Suspension ne veut pas dire retrait : c’est ainsi que l’opposition a justifié la participation d’Hama Amadou au second tour de l’élection présidentielle, le 20 mars, après avoir annoncé mardi que l’opposition se retirait du processus électoral.
« La COPA (coalition de l’opposition) a juste dit qu’elle suspend sa participation au processus, mais Hama est bien partant pour l’élection », a indiqué Me Mossi Boubacar, un de ses avocats joint au téléphone par l’AFP. « Hama n’a pas dit qu’il va désister », a insisté l’avocat, réagissant ainsi à des propos du président de la Commission électorale nationale indépendante du Niger (Céni), qui avait affirmé jeudi sa « détermination » à organiser le second tour du scrutin même sans l’opposition. « Nous sommes déterminés à organiser ces élections le 20 mars (…) donc ce n’est pas le retrait (éventuel de Hama Amadou, candidat de l’opposition, actuellement emprisonné, ndlr) qui va nous empêcher », et « nous avons des délais constitutionnels à respecter et nous œuvrons pour éviter un vide institutionnel aux conséquences imprévisibles », avait déclaré le président de la Céni, Boubé Ibrahim, lors d’un point de presse à Niamey. Les candidats avaient jusqu’à 23 h 30 jeudi 10 mars pour déposer leur lettre de désistement au scrutin. Aucune lettre n’a été reçue de M. Amadou qui est emprisonné depuis novembre pour une affaire controversée de trafic d’enfants.
« Challenger empêché de monter sur le ring »
« Du fond de sa cellule, quelle campagne Hama peut-il battre ? C’est le challenger qui est empêché de monter sur le ring », a déploré son avocat. « Pendant ce temps, Issoufou sillonne le pays en avion et tient partout des meeting escorté par une armada de force de l’ordre », a-t-il souligné, dénonçant « une rupture d’égalité, d’équité et de chance » pour son client qui a mené la campagne du premier tour depuis sa cellule, sans pouvoir s’adresser publiquement à ses partisans.
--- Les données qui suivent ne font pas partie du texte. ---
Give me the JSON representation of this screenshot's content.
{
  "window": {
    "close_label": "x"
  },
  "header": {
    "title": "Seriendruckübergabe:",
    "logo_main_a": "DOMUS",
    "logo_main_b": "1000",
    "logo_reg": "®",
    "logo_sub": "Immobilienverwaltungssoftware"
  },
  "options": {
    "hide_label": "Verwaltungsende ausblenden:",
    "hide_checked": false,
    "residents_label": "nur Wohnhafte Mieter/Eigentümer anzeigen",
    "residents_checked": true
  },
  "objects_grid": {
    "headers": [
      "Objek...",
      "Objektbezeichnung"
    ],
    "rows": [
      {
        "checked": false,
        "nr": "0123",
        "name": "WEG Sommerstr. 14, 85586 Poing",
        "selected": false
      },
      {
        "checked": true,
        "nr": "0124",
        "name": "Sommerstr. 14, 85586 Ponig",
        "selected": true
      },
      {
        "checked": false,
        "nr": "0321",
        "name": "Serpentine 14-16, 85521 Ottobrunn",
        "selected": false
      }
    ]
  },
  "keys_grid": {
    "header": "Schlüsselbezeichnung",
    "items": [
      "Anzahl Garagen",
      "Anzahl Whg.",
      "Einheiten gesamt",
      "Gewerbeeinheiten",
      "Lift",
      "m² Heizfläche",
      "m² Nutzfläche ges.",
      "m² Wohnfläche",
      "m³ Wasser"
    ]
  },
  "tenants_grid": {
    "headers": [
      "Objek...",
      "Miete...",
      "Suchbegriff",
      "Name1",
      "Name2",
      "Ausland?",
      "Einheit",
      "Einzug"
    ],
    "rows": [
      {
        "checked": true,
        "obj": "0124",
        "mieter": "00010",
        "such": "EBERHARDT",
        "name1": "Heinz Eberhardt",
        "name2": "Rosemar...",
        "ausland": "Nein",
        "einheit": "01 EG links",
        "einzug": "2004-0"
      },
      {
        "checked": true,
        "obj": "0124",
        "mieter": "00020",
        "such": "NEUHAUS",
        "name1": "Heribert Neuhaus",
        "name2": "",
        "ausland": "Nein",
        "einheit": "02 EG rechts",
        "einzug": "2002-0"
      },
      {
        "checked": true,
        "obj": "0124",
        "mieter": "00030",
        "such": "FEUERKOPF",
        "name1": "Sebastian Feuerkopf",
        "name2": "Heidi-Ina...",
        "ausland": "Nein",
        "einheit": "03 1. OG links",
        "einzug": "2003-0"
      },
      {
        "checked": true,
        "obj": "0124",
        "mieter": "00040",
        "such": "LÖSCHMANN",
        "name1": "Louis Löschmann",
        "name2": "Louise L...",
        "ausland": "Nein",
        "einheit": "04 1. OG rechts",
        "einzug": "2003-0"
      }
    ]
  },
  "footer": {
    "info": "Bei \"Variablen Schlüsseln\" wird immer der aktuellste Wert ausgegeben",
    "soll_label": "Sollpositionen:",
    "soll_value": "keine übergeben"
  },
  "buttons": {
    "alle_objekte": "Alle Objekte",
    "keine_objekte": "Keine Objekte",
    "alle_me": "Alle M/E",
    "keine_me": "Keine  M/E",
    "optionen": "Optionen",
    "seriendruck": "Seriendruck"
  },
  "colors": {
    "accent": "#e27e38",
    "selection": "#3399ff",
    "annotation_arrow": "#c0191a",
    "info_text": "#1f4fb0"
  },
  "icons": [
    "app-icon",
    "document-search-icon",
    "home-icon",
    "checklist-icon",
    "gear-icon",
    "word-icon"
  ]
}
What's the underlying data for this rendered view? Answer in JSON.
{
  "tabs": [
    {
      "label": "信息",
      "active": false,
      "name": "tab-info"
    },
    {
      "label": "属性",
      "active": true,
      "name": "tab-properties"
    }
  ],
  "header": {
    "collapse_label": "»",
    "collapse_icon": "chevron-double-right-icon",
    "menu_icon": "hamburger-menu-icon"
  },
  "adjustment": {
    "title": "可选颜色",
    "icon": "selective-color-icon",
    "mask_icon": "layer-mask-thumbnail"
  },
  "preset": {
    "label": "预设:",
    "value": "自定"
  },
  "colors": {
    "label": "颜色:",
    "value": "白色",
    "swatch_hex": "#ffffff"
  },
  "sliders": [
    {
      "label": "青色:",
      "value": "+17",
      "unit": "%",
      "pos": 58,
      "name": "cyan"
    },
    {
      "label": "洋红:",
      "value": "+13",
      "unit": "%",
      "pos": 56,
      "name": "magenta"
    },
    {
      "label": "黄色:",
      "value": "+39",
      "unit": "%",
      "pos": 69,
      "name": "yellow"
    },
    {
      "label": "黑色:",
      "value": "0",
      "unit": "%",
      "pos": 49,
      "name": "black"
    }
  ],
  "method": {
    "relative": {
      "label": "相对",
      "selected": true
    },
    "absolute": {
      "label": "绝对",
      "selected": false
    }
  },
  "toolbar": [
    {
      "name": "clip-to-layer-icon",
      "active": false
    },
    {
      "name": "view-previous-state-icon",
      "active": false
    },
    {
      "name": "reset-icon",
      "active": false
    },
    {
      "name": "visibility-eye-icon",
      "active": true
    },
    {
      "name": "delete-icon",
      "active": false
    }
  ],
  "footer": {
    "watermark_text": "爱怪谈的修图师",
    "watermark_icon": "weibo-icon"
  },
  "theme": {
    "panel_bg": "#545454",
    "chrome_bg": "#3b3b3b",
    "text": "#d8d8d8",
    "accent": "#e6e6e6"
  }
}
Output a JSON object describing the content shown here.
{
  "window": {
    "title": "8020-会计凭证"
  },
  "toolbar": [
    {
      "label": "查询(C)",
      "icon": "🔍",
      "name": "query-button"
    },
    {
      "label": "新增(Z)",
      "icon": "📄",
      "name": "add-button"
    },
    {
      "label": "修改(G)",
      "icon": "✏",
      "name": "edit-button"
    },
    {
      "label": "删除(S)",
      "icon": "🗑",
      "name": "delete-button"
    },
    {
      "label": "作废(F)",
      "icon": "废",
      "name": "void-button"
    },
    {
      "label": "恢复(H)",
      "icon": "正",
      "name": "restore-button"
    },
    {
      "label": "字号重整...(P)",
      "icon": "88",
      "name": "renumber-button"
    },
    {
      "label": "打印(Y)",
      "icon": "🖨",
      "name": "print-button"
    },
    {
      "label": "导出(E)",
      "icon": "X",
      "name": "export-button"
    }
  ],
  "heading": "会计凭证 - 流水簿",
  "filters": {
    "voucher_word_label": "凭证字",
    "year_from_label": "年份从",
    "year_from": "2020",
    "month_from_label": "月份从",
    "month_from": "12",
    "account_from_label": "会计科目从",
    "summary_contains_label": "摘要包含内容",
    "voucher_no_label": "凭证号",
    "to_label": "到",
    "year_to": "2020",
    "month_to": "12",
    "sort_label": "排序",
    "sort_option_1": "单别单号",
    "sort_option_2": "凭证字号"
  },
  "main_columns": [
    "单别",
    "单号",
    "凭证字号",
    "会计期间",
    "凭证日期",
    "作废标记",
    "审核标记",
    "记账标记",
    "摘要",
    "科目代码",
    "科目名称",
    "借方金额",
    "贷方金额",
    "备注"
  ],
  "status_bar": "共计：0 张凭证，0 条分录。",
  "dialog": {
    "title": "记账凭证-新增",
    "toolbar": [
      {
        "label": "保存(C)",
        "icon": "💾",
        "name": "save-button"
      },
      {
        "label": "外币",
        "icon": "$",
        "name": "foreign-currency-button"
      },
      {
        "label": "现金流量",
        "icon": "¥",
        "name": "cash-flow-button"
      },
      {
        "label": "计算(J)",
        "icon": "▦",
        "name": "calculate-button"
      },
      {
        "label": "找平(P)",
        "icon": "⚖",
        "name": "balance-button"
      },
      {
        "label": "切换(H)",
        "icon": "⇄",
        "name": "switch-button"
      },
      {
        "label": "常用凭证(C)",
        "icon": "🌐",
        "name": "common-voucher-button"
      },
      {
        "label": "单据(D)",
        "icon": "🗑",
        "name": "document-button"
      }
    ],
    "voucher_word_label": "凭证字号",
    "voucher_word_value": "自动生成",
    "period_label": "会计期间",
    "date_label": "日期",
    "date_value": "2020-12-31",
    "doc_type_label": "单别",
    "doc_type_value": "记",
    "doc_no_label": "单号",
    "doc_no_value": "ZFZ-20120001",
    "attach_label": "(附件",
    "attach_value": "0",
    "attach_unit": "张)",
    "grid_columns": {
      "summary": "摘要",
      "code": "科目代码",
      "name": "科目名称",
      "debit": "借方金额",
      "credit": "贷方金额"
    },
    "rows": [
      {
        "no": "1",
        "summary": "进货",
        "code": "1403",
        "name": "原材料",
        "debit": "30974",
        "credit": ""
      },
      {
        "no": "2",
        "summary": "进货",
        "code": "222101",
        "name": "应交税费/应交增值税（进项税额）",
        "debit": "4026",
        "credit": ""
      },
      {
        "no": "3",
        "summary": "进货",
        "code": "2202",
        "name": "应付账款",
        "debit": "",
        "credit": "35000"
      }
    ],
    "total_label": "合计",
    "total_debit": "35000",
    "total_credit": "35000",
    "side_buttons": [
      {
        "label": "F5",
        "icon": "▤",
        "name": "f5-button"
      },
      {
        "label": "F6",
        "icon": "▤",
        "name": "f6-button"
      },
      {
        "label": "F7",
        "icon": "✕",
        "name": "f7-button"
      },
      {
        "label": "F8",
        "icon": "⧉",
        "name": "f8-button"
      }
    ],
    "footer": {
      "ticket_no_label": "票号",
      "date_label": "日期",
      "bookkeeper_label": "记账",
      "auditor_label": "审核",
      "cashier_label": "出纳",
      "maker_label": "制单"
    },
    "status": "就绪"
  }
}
Conformément à une alliance signée avant le premier tour, la COPA 2016, qui comprend les principaux opposants, s’est unie autour d’Hama Amadou, qui a obtenu 17,73 % des suffrages, lors du premier tour contre 48,43 % au président sortant Mahamadou Issoufou. En faisant des projections arithmétiques et en comptant sur des reports parfaits des scores du 1er tour, M. Issoufou l’emporterait largement au 2e tour.
La COPA, qui s’était montrée très critique du 1er tour, accusant le régime de « fraude », a notamment justifié le boycott par l’absence de « proclamation officielle » des résultats du 1er tour du 21 février, le non-respect de la durée de la campagne électorale et « l’iniquité de traitement entre les deux candidats ».
Plus de 7,5 millions d’électeurs s’étaient rendus aux urnes lors du premier tour dans ce pays sahélien de 18 millions d’habitants, parmi les plus pauvres de la planète et vivant sous la menace des groupes jihadistes. La campagne électorale pour le 1er tour du scrutin a été marquée par des violences entre partisans du président et opposants qui contestent la régularité du fichier électoral. Elle a été précédée de l’arrestation de personnalités et de l’annonce d’un putsch raté par le pouvoir.
Le président Issoufou avait alors espéré une victoire dès le 1er tour, assurant s’appuyer sur un bilan « réussi », une sécurité retrouvée et un programme « copié par l’opposition ». Celle-ci avait dénoncé la mauvaise gouvernance et souligné l’incapacité à enrayer la pauvreté dans le pays, classé parmi les derniers de la classe à l’indice de développement humain.